The whole thing seems so unsafe. I have now got my health care records from both the hospital and GP and its quite disturbing to see the inaccuracies and judgemental values they are placing on me. Interestingly the Nurse notes are missing records of many of the phone conversations that look place. In all the notes things are recorded with a dishonest slant.
I detest liars and manipulators. I cannot find it in myself to trust anyone in that hospital to treat me.
We have had similar experiences. I was also told I was depressed and suffering from anxiety. I kept trying to tell the doctor that I was ill and therefore not as cheerful and positive as I was normally. I believe that this focus on depression delayed my diagnosis and in fact I am now sure that my tiredness was down to the undiagnosed cancer rather than mental health. Looking at notes, my GP had recorded my consultations as talks about low mood, nothing at all about the sweats and fatigue that I was telling him about.
I was at university Hospitals Bristol. To get to speak to a lung cancer specialist nurse you are vetted by an answer phone and getting a reply was hit or miss. They seemed keen to fend off questions with bland answers probably from Google. Often they didn't respond. Better of going it alone, contrary to the "No one should face cancer on their own" myth. I do hope things improve for you. Which area are you under?
oh my goodness Llanigirl bless ya little cottons. Firstly do not apologise for ranting. Better out than in and is good to vent. I have a family member who has lung cancer and in comparison to what you have gone through with the medical profession we cannot complain.
Yes been long winded and seemed as if we were getting fobbed off but in fairness to the medical profession they have been brilliant.
Unfortunately my family member is of the opinion oh well they will get in touch soon, but being a bossy old boots and much as I feel for everyone else, I will not leave everything to the professionals and wait until they get back to us. So unbeknown to my family member I and another family member made things happen.
And by making things happen I mean telephone calls, email speaking to the local doctor and so on.
Reading what you have gone through my heart goes out to you.
I am flabbergasted that you have a time limit. Pardon the French but bollocks to that and if you have a question then ask it.
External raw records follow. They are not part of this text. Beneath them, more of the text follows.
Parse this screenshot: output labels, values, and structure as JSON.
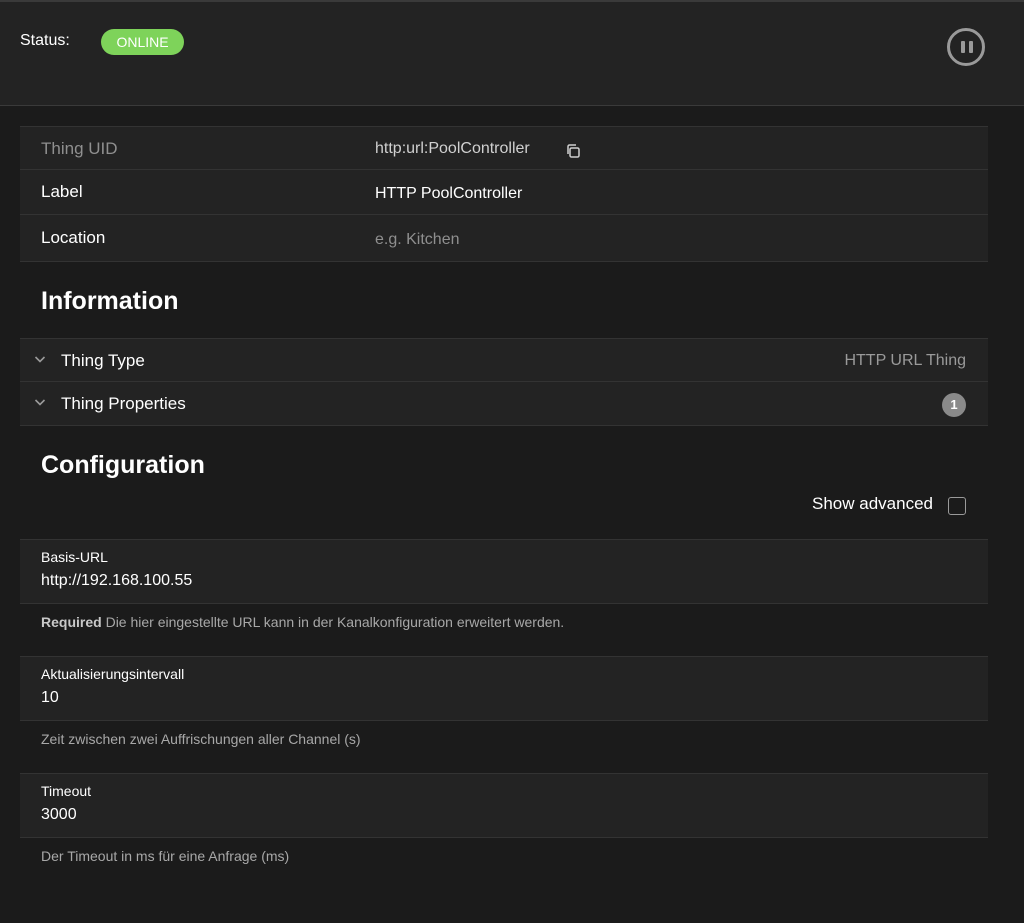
{
  "status": {
    "label": "Status:",
    "badge": "ONLINE",
    "badge_color": "#7ed35a",
    "pause_icon": "pause-circle-icon"
  },
  "props": [
    {
      "key": "Thing UID",
      "value": "http:url:PoolController",
      "copy_icon": "copy-icon"
    },
    {
      "key": "Label",
      "value": "HTTP PoolController"
    },
    {
      "key": "Location",
      "placeholder": "e.g. Kitchen"
    }
  ],
  "information": {
    "title": "Information",
    "items": [
      {
        "label": "Thing Type",
        "value": "HTTP URL Thing"
      },
      {
        "label": "Thing Properties",
        "count": "1"
      }
    ]
  },
  "configuration": {
    "title": "Configuration",
    "show_advanced": "Show advanced",
    "fields": [
      {
        "label": "Basis-URL",
        "value": "http://192.168.100.55",
        "required": "Required",
        "hint": "Die hier eingestellte URL kann in der Kanalkonfiguration erweitert werden."
      },
      {
        "label": "Aktualisierungsintervall",
        "value": "10",
        "hint": "Zeit zwischen zwei Auffrischungen aller Channel (s)"
      },
      {
        "label": "Timeout",
        "value": "3000",
        "hint": "Der Timeout in ms für eine Anfrage (ms)"
      }
    ]
  }
}
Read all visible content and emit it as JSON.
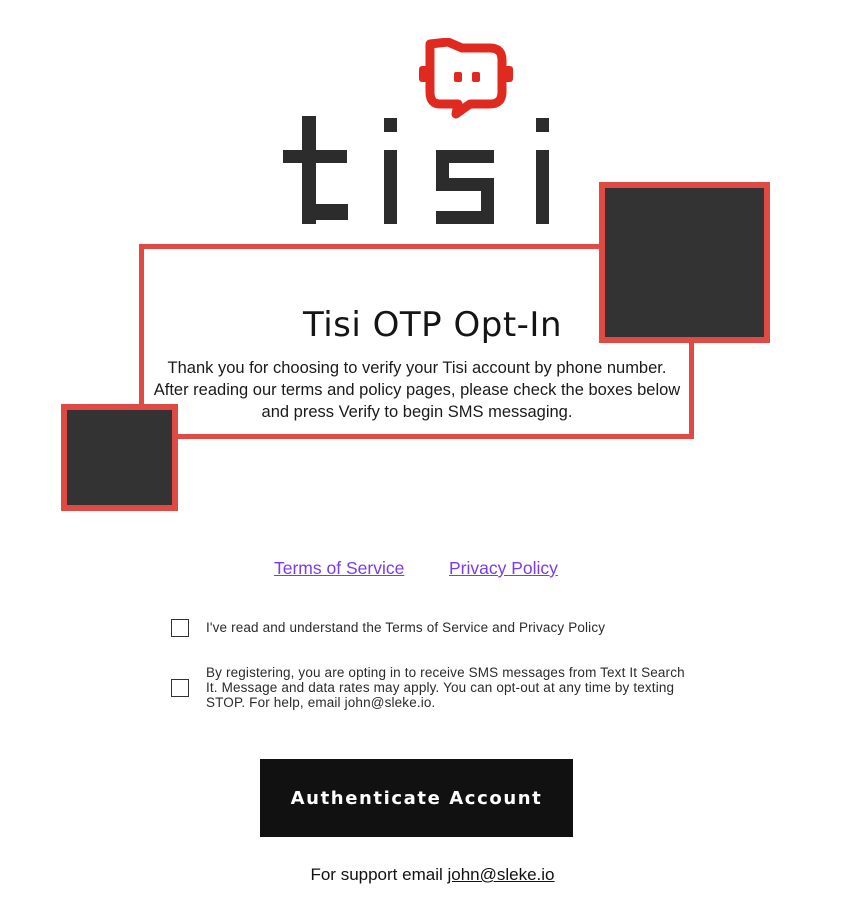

Yes I know there are other people waiting and they have a time to see the doctor and everyone and their diagnosis is precious, but this is unacceptable.
Not sure which area you are in but if that were to happen to my family they would be the ones needing assistance!!
Honestly do not understand the stage you are at but please do not be dictated to and I do hope that you make the right decision for you.
You are NOT alone and as suggested get a second opinion - along with this site there is the macmillan site so you may want to have a look at that it may help.
Please stay strong and don't let these bad experiences get the better of you.